Time to jump over to the offices of Sterling Cooper, where there’s clearly been a bit of a British invasion since we were last around. John Hooker could be an interesting character, given the way he’s carving his niche as an assistant rather than a secretary. Could a relationship with Joan be in the cards? Too soon to tell. Based on the comments around the office, some firings have clearly been taking place (clearly, it’s not the least bit coincidental that the conversations about job loss, medical insurance, and taxes echo just as strongly now as they did in the 1960s), but I can’t imagine any of the others have been nearly as entertaining as Burt Peterson’s. It’s always good to see Michael Gaston’s face – I still think of him as Gray Anderson from “Jericho” – and he made a great explosive show of Burt’s departure. Burt’s screaming behind the closed door of his office was hilarious, but I think the biggest laugh came from Roger Sterling’s late arrival to Burt’s farewell. (“Oh, it’s that meeting.”) By the way, after all of the intense discussion last season over the meaning of the painting in Bertram Cooper’s office, I enjoyed a chuckle when Cooper’s premiere appearance involved a discussion about new pieces of artwork.
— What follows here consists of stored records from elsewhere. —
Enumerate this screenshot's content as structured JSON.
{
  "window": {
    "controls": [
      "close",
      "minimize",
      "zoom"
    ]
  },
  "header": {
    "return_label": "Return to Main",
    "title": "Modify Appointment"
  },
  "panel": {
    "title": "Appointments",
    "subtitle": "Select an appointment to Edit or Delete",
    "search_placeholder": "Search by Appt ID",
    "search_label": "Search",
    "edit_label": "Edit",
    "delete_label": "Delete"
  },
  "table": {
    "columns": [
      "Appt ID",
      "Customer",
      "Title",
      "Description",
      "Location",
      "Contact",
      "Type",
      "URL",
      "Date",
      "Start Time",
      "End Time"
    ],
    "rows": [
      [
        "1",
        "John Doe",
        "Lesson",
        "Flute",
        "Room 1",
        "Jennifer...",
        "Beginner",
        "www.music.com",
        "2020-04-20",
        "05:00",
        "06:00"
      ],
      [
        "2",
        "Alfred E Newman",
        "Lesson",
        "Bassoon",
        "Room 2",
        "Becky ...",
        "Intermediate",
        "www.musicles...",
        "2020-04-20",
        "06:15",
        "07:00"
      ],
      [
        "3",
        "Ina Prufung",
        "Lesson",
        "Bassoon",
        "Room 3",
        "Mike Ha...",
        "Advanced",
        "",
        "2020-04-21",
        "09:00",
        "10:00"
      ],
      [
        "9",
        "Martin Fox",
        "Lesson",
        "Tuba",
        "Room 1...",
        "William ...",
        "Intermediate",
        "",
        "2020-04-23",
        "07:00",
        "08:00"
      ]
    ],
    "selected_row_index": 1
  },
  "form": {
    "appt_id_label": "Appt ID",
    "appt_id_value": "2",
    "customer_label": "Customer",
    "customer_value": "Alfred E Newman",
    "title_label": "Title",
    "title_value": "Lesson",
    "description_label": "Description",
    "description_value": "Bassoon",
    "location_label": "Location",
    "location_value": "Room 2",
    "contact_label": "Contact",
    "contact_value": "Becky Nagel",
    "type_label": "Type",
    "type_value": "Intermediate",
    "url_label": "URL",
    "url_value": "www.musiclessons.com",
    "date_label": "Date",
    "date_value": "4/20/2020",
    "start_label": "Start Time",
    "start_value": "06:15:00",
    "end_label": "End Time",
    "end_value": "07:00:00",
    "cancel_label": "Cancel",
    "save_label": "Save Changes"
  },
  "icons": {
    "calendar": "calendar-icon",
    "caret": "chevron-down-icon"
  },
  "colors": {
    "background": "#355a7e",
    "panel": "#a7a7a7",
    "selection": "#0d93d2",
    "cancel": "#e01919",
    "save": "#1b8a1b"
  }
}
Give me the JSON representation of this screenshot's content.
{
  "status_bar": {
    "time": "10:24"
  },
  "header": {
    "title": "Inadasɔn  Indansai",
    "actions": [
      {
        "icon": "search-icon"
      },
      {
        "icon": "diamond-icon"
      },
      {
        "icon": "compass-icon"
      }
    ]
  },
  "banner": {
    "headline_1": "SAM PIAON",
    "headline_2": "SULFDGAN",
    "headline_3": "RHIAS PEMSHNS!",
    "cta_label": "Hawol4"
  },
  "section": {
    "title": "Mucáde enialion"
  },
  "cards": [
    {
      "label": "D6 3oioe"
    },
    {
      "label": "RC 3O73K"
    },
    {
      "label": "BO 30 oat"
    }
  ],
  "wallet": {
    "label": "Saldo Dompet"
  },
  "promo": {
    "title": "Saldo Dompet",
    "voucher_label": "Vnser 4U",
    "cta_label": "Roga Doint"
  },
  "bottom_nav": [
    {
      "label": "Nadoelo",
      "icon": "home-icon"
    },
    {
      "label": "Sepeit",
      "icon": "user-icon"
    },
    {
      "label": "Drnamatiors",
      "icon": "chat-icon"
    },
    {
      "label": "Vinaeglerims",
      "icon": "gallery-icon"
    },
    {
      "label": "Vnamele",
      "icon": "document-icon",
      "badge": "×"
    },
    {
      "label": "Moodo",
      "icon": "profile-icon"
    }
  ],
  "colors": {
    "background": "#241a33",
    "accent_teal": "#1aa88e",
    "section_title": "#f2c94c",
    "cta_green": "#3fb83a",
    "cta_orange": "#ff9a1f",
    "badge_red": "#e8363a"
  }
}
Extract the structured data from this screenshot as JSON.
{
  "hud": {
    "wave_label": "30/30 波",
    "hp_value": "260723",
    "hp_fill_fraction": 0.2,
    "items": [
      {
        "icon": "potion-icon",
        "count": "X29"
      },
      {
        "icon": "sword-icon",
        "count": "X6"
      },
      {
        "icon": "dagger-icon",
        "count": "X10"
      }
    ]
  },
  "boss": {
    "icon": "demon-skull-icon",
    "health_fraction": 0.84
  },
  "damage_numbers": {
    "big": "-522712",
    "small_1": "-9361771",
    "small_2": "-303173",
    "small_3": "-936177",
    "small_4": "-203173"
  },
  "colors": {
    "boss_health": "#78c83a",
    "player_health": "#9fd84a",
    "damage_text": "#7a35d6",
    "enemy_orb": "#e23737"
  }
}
Vincent Kartheiser never fails to impress me with his work as Pete Campbell, running through the gamut of emotions this episode. First, he’s scared shitless that he’s destined to suffer the same fate as Burt, only to have his nervous twitching turn into a full fledged dance of glee when he gets the news that he’s being given the title of Head of Accounts. Then, when he learns that Ken has gotten the same news and that the higher-ups are basically playing the two of them against each other, he develops a stone face that would put the heads on Mount Rushmore to shame. And just as you think he’s going to go whine to Don (as he’s already done to his wife), he’s put in a situation where he has a chance to toady up to both Sterling and Cooper simultaneously, which you can bet he takes advantage of. You probably wouldn’t want to watch an entire series revolving around Pete, but for my money, he’s arguably an even more deep and complex character than Don is. I know Kartheiser has gotten recognition through the Screen Actors Guild, but it’d be nice if the Emmys threw a little love his way next year.